Lynx Reintroduction Tracking — Bohemian Forest
The Šumava National Park and Bavarian Forest National Park — a single transboundary wilderness straddling the Czech-German border — hosts Central Europe's densest reintroduced Eurasian lynx population, with 80 to 100 animals now established in an ancient spruce and beech forest of 600 square kilometres where the species was extirpated in the 18th century. Guided winter tracking expeditions with specialist rangers follow fresh lynx pugmarks — pad prints three times the size of a domestic cat — through deep Šumava snow to find where animals have made kills on roe deer, rested on fallen logs, or scent-marked territories on the forest edge, building a forensic picture of lynx ecology in one of Germany and Czech Republic's last true wilderness landscapes.
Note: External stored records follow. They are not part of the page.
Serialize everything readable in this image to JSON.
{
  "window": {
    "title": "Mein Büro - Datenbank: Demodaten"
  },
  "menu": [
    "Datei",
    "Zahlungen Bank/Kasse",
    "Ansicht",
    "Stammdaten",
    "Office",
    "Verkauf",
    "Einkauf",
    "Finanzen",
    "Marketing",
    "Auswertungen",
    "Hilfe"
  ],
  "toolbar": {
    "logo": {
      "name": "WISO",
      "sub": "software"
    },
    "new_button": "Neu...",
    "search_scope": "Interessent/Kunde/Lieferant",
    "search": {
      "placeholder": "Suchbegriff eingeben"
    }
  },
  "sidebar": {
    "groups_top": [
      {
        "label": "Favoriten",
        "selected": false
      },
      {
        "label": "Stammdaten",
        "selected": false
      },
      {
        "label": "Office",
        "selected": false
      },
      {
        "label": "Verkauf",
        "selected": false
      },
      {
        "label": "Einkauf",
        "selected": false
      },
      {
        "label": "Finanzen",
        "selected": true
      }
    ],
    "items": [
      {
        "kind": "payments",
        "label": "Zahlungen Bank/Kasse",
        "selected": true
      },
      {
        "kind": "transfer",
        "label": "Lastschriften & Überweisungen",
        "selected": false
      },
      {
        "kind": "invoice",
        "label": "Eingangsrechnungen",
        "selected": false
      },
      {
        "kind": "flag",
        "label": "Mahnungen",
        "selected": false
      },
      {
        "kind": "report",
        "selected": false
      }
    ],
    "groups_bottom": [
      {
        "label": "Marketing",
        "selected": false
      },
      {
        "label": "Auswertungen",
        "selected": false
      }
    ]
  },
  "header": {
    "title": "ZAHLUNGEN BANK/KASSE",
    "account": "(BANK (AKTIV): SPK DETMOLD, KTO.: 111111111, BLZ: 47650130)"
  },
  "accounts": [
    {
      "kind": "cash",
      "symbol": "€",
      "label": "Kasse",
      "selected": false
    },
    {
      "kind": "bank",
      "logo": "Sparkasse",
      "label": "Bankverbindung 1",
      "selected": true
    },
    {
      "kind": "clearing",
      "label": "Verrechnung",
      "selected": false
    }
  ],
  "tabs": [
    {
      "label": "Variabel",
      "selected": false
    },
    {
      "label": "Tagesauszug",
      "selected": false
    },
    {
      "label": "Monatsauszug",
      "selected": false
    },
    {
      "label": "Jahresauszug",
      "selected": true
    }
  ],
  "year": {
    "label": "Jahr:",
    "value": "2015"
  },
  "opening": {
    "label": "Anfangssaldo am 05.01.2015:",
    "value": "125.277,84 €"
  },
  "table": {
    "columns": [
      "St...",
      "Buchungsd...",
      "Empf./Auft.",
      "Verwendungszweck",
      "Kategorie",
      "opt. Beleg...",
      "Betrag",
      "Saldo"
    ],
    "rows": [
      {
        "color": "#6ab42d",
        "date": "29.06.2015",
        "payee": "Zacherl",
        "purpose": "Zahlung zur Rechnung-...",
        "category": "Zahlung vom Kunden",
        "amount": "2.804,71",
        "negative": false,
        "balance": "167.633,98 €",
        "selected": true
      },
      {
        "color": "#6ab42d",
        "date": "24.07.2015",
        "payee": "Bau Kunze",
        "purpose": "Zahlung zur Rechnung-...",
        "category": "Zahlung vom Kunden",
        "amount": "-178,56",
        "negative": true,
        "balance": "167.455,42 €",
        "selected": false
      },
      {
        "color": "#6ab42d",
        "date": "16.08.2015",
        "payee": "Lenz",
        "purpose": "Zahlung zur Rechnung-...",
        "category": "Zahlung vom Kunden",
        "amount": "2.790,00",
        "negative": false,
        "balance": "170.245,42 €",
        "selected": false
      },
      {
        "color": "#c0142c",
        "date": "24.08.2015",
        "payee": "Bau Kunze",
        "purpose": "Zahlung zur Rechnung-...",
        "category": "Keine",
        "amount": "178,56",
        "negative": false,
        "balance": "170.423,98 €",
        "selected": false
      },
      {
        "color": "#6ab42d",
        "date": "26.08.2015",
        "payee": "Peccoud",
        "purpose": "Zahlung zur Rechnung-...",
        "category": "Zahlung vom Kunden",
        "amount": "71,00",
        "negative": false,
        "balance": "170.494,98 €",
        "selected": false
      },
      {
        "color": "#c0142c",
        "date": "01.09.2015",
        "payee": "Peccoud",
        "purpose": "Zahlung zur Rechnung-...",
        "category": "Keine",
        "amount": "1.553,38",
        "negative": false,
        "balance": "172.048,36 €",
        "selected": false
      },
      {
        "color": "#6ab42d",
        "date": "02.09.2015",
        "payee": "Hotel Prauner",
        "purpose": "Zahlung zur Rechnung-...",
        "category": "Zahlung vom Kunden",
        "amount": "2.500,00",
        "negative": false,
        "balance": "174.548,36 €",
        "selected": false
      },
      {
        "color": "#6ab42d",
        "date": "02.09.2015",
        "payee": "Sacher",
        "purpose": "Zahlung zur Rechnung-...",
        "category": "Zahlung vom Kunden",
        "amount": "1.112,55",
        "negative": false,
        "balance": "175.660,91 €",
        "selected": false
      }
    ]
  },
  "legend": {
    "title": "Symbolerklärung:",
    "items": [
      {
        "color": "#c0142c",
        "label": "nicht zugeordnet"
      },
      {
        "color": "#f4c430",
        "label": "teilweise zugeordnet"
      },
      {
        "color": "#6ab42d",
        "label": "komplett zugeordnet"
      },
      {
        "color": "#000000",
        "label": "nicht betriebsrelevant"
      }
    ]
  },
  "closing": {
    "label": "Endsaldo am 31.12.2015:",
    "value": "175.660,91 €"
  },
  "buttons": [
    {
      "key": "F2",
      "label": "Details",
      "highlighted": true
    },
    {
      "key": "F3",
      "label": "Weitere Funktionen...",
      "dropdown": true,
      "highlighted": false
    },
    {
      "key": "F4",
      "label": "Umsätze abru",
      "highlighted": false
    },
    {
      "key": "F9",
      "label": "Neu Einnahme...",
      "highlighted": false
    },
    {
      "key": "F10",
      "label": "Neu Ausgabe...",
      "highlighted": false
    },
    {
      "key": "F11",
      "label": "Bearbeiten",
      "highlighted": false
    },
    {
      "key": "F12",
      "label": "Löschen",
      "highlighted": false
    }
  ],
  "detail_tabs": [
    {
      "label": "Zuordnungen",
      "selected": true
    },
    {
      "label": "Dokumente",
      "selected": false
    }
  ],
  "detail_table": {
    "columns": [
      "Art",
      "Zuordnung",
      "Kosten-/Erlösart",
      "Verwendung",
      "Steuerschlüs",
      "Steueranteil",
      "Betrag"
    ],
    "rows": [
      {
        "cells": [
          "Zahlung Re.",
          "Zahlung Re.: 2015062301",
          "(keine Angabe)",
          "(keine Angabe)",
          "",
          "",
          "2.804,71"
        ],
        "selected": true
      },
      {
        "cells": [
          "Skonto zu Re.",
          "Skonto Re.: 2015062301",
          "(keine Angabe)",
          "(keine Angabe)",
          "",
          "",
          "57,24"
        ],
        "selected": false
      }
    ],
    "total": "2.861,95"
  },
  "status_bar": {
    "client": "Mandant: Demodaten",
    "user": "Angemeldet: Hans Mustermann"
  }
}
The chance of actually seeing a lynx is low — perhaps 5% on any given excursion — but the tracking experience itself, moving through silent ancient forest in winter snow with expert commentary, is one of Central Europe's most compelling wildlife encounters regardless of outcome. The Šumava's combination of unlogged forest with standing dead trees, wild river valleys, and the atmospheric bog landscapes of the Modrava plateau creates a wilderness atmosphere absent from most of Western Europe. The forest also holds black stork, black woodpecker, and European otter.
About this spectacle
In the transboundary wilderness of Šumava and Bavarian Forest National Parks, winter tracking expeditions follow specialist rangers through deep snow in search of Eurasian lynx traces. Pugmarks three times the size of a domestic cat's paw press clearly into fresh snowfall, leading trackers to kill sites where roe deer have been taken, rest points on fallen spruce logs, and scent-marked territory boundaries at the forest edge. The forest itself is the experience: unlogged ancient spruce and beech, standing deadwood, frozen river valleys, and the vast open bog plateaus of Modrava — a silence and wildness rare in Western Europe. The chance of glimpsing a lynx is honestly low, around 5%, but the forensic drama of reconstructing an invisible predator's night through its traces, guided by rangers who know individual animals' ranges, delivers a quality of engagement that exceeds many conventional wildlife sightings. Dawn departures into blue winter light, the crunch of snow, raven calls overhead — and occasionally, fresh blood in the snow where 80 to 100 of Central Europe's most elusive cats live unseen.
When to go
Nov — Apr, peak Dec — Mar
Getting there
Nearest airport: PRG. Nearest city: Plzeň.